The latest logging capability we offer is the ability to log using Amazon Kinesis. In order to use Kinesis logging you need to have the following before hand:

  1. Value of your AWS access key. For example sake, let's say this is "AZIQSQ1223921".
  2. Value of your AWS secret key. For example sake, let's say this is "TYSSYYQ12891891-WE19"
  3. The region of where your kinesis logging will be done. For example sake, let's say this is "US-East-1"

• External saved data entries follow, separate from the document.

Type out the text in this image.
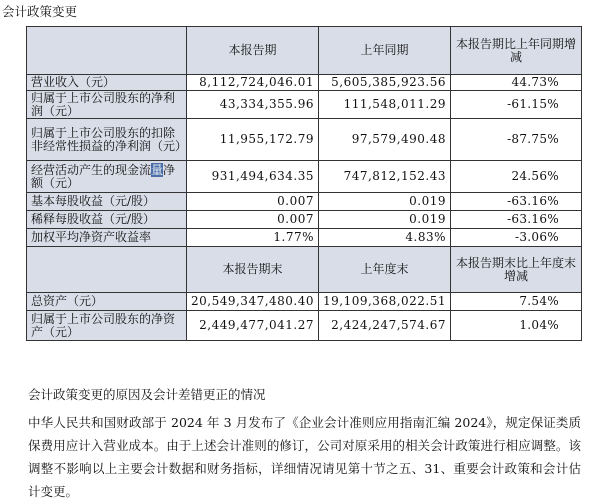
会计政策变更
	本报告期	上年同期	本报告期比上年同期增减
营业收入（元）	8,112,724,046.01	5,605,385,923.56	44.73%
归属于上市公司股东的净利润（元）	43,334,355.96	111,548,011.29	-61.15%
归属于上市公司股东的扣除非经常性损益的净利润（元）	11,955,172.79	97,579,490.48	-87.75%
经营活动产生的现金流量净额（元）	931,494,634.35	747,812,152.43	24.56%
基本每股收益（元/股）	0.007	0.019	-63.16%
稀释每股收益（元/股）	0.007	0.019	-63.16%
加权平均净资产收益率	1.77%	4.83%	-3.06%
	本报告期末	上年度末	本报告期末比上年度末增减
总资产（元）	20,549,347,480.40	19,109,368,022.51	7.54%
归属于上市公司股东的净资产（元）	2,449,477,041.27	2,424,247,574.67	1.04%
会计政策变更的原因及会计差错更正的情况

中华人民共和国财政部于 2024 年 3 月发布了《企业会计准则应用指南汇编 2024》，规定保证类质保费用应计入营业成本。由于上述会计准则的修订，公司对原采用的相关会计政策进行相应调整。该调整不影响以上主要会计数据和财务指标，详细情况请见第十节之五、31、重要会计政策和会计估计变更。
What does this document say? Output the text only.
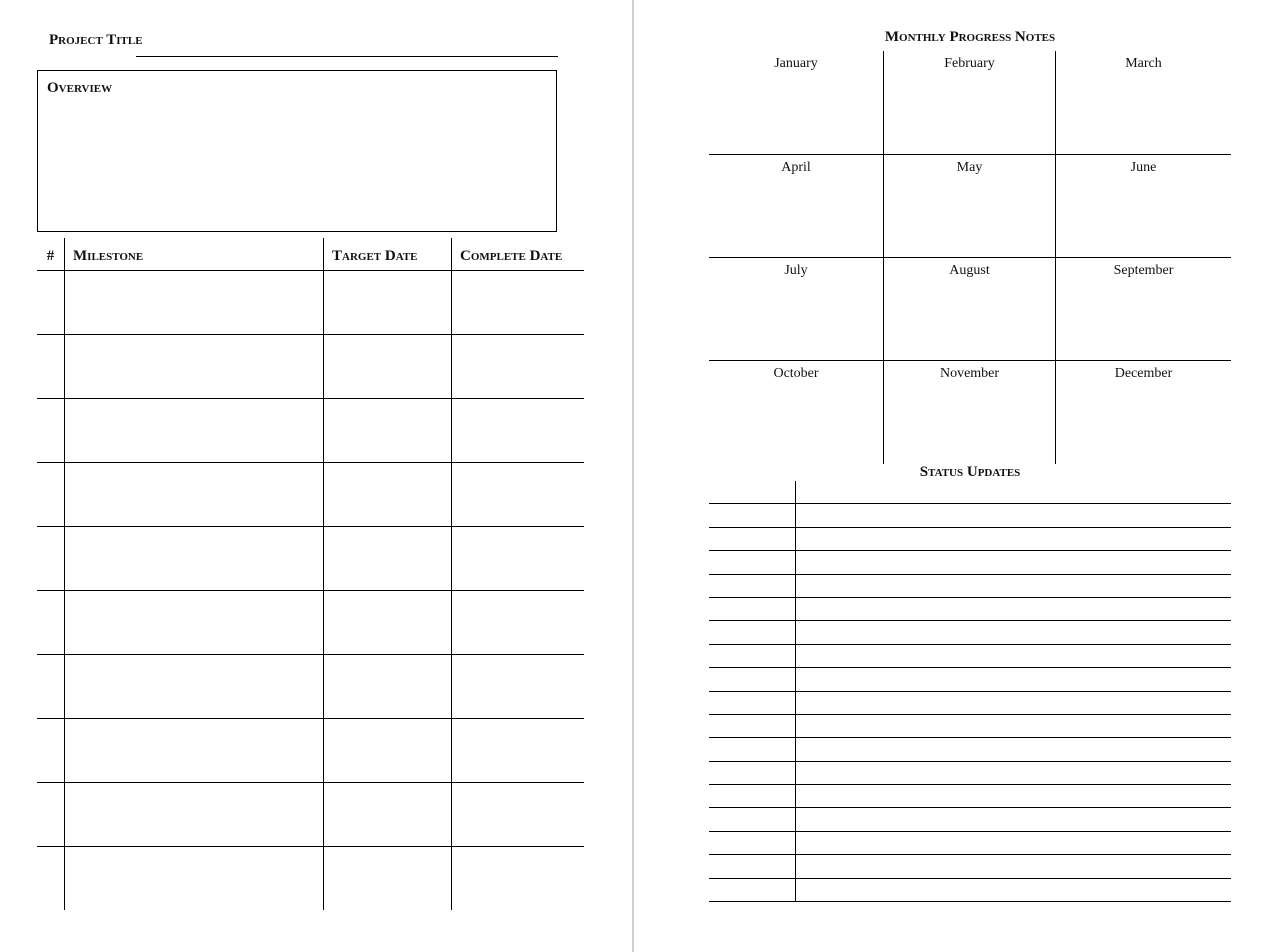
Project Title
Overview
#	Milestone	Target Date	Complete Date

Monthly Progress Notes
January	February	March
April	May	June
July	August	September
October	November	December
Status Updates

With these in hand are ready to set up the Docker environment variables for Amazon Kineses access:

 bidder:
    image: "jacamars/rtb4free:v1"
    environment:
      GDPR_MODE: "false"
      
      AWSACCESSKEY: "AZIQSQ1223921"
      AWSSECRETKEY: "TYSSYYQ12891891-WE19"
      AWSREGION: "US-East-1"
      BROKERLIST: ""
      BIDSCHANNEL: "file://bids.json"

That's the setup for the Amazon portion. We could deleted BROKERLIST, since it's not really going to be used. Now we add in the Kineses definitions for all the logger topics:

  • $WINSCHANNEL - kafka://[$BROKERLIST]&topic=wins
  • $REQUESTSCHANNEL - kafka://[$BROKERLIST]&topic=requests
  • $CLICKSCHANNEL - kafka://[$BROKERLIST]&topic=clicks
  • $PIXELSCHANNEL - kafka://[$BROKERLIST]&topic=pixels
  • $VIDEOEVENTSCHANNEL - kafka://[$BROKERLIST]&topic=bids
  • $POSTBACKEVENTSCHANNEL - kafka://[$BROKERLIST]&topic=bids
  • $STATUSCHANNEL - kafka://[$BROKERLIST]&topic=status
  • $REASONSCHANNEL - kafka://[$BROKERLIST]&topic=reasons
  • $LOGCHANNEL - kafka://[$BROKERLIST]&topic=logs
  •  bidder:
        image: "jacamars/rtb4free:v1"
        environment:
          GDPR_MODE: "false"
          
          AWSACCESSKEY: "AZIQSQ1223921"
          AWSSECRETKEY: "TYSSYYQ12891891-WE19"
          AWSREGION: "US-East-1"
          
          BIDSCHANNEL: "kinesis://aws_access_key=$AWSACCESSKEY&aws_secret_key=$AWSSECRETKEY&records=10&sleep=250&topic=bids"
          WINSCHANNEL: "kinesis://aws_access_key=$AWSACCESSKEY&aws_secret_key=$AWSSECRETKEY&records=10&sleep=250&topic=wins"
          REQUESTSCHANNEL: "kinesis://aws_access_key=$AWSACCESSKEY&aws_secret_key=$AWSSECRETKEY&records=10&sleep=250&topic=requests"
          PIXELSSCHANNEL: "kinesis://aws_access_key=$AWSACCESSKEY&aws_secret_key=$AWSSECRETKEY&records=10&sleep=250&topic=pixels"
          VIDEOEVENTSSCHANNEL: "kinesis://aws_access_key=$AWSACCESSKEY&aws_secret_key=$AWSSECRETKEY&records=10&sleep=250&topic=events"
          POSTBACKEVENTSSCHANNEL: "kinesis://aws_access_key=$AWSACCESSKEY&aws_secret_key=$AWSSECRETKEY&records=10&sleep=250&topic=postback"
          STATUSCHANNEL: "kinesis://aws_access_key=$AWSACCESSKEY&aws_secret_key=$AWSSECRETKEY&records=10&sleep=250&topic=status"
          LOGSSCHANNEL: "kinesis://aws_access_key=$AWSACCESSKEY&aws_secret_key=$AWSSECRETKEY&records=10&sleep=250&topic=logs"
    

    Taking a look at the specification you can see the log components; here are their meanings:

    • aws_access_key - This is the account access key. We use the $AWSACCESSKEY value so we can pass that in also as an environment value. This reduces typing and cuts down on mistakes.
    • aws_secret_key - This is the account secret key. We use the $AWSSECRETKEY value so we can also pass this value in as an environment variable.
    • records - This is the number of records to buffer at once. Defailt is 10 records
    • sleep - This is the number of milliseconds to wait between writes. Default is 250 ms.
    • topic - This is the Kinesis stream name. Note, if the stream does not exist, the logger will attempt to create it for you.